As UX professionals, we’re familiar with the idea that UX methods can be useful in many situations. I take this a step further and sometimes use them to solve my daily problems— surprisingly it works quite well! What about using our design problem solving techniques to choose the perfect gift? Why not? Let’s dive in!
A cliched, but effective, beginning: Setting goals
First of all, we must set some goals for our gift-finding mission. How do we define ‘gift’? What makes something a good one? Let’s imagine we are finding a gift for dear Snowy, our beloved but imaginary Christmas friend.
Our gift for Snowy should:
- be dedicated to Snowy
- be something useful
- make Snowy happy
- avoid creating complications for Snowy
- be inspiring
If you look carefully, you can see these are exactly the same goals we might define for our users.
A Plan Based on Design Processes
Now that we have set some goals, we want to define a plan that helps us achieve them. Sound daunting? Maybe not as much as you think. We are probably doing this everyday; we’re just not aware of it. Our iterative human-centred design process— researching, analyzing, designing, prototyping, testing, and repeating— is a soliddesign process that gives us confidence we can reach the right solution.
How might we use this process for choosing a gift? Let’s take a deeper look!
We have several options for how we conduct research,but the two most suitable methods are direct observation, and in-depth interviewing.
Direct Observation: We must understand how Snowy is spending her time. What makes her happy, angry, or sad? What are the problems and the solutions she explores in her daily life? Observation is a method that should be done with minimal interaction with the participant.
In-depth interviewing: And, of course, true understanding involves communicating. We might choose a topic that is indirectly related to gift giving or receiving, and listen to her experience around these events What makes her happier and excited? Hearing her stories might prove to be really useful in answering questions like this.
After finishing the research phase and collecting some important findings, it’s time to understand what the feedback really means. We have three possible ways to achieve this:
Affinity Mapping: We might list some important findings, stick them up on a wall, and then group them into categories or similarities. Then we’d name each group. The names might be time-related, such as morning, afternoon, or evening. Or they might be location-related, such as school, at work, at home, etc. But careful! We must group them based on the story of our participant.
Journey Mapping: We can chart the gift recipient’s daily journey. This is a great way to see what happens when, where she feels emotions and particulat pain points, and where certain solutions might be applied in Snowy’s daily life.

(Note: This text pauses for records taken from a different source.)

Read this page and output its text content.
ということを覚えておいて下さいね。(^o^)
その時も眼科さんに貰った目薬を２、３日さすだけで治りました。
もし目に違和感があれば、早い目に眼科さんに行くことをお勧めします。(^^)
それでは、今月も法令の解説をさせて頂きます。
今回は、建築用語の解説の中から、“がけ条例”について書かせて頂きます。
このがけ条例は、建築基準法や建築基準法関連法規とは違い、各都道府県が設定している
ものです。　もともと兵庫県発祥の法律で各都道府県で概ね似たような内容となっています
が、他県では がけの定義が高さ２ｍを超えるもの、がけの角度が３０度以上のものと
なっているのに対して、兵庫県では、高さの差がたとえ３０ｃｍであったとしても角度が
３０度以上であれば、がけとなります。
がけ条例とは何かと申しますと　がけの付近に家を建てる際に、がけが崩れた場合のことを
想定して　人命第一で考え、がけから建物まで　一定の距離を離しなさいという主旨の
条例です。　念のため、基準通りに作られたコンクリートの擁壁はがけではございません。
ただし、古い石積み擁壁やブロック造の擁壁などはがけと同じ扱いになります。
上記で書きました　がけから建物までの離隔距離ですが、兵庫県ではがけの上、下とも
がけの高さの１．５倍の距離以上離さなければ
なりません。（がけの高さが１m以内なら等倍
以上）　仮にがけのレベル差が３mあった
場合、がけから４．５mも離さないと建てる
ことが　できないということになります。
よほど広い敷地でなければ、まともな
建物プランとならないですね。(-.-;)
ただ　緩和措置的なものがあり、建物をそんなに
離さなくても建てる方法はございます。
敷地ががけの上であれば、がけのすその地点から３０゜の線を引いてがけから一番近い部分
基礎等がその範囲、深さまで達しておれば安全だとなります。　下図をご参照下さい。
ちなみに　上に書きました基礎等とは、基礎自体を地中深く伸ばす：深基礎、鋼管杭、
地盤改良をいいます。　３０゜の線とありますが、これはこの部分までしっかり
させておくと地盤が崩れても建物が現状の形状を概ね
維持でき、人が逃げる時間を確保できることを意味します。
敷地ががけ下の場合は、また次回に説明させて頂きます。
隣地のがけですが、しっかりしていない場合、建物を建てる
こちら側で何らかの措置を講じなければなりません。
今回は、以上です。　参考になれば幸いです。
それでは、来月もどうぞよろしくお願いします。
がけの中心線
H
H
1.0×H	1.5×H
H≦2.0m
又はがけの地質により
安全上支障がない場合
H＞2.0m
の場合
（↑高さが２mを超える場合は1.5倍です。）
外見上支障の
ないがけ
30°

Empathy Mapping: The perfect method to generate a deep understanding of Snowy’s perspective; how she feels, what she fears, what her pains and gains are regarding getting gifts.
After the research and analysis phases we will have findings, and some insights and meaning around these findings—important ideas and constraints that we can apply to our gift-finding mission.
Thanks to our research findings we will have everything we need to suggest options for the perfect gift for Snowy, as well as the right gift box, gift card, and even the right things to say inside the card!
Prototyping & Testing Phase:
For this project, the Prototyping & Testing phase is the moment we give our gift to Snowy. It’s a bit more risky than testing an interface because gift-giving is fundamentally about emotions, and we don’t know what’s going to happen… It’s possible Snowy won’t like it after all, but I wouldn’t bet on it. Our use of proven UX methods will decrease the risk of that for sure.
So, then, here is our motto for 2019:
If you don’t want to risk it, then UX it!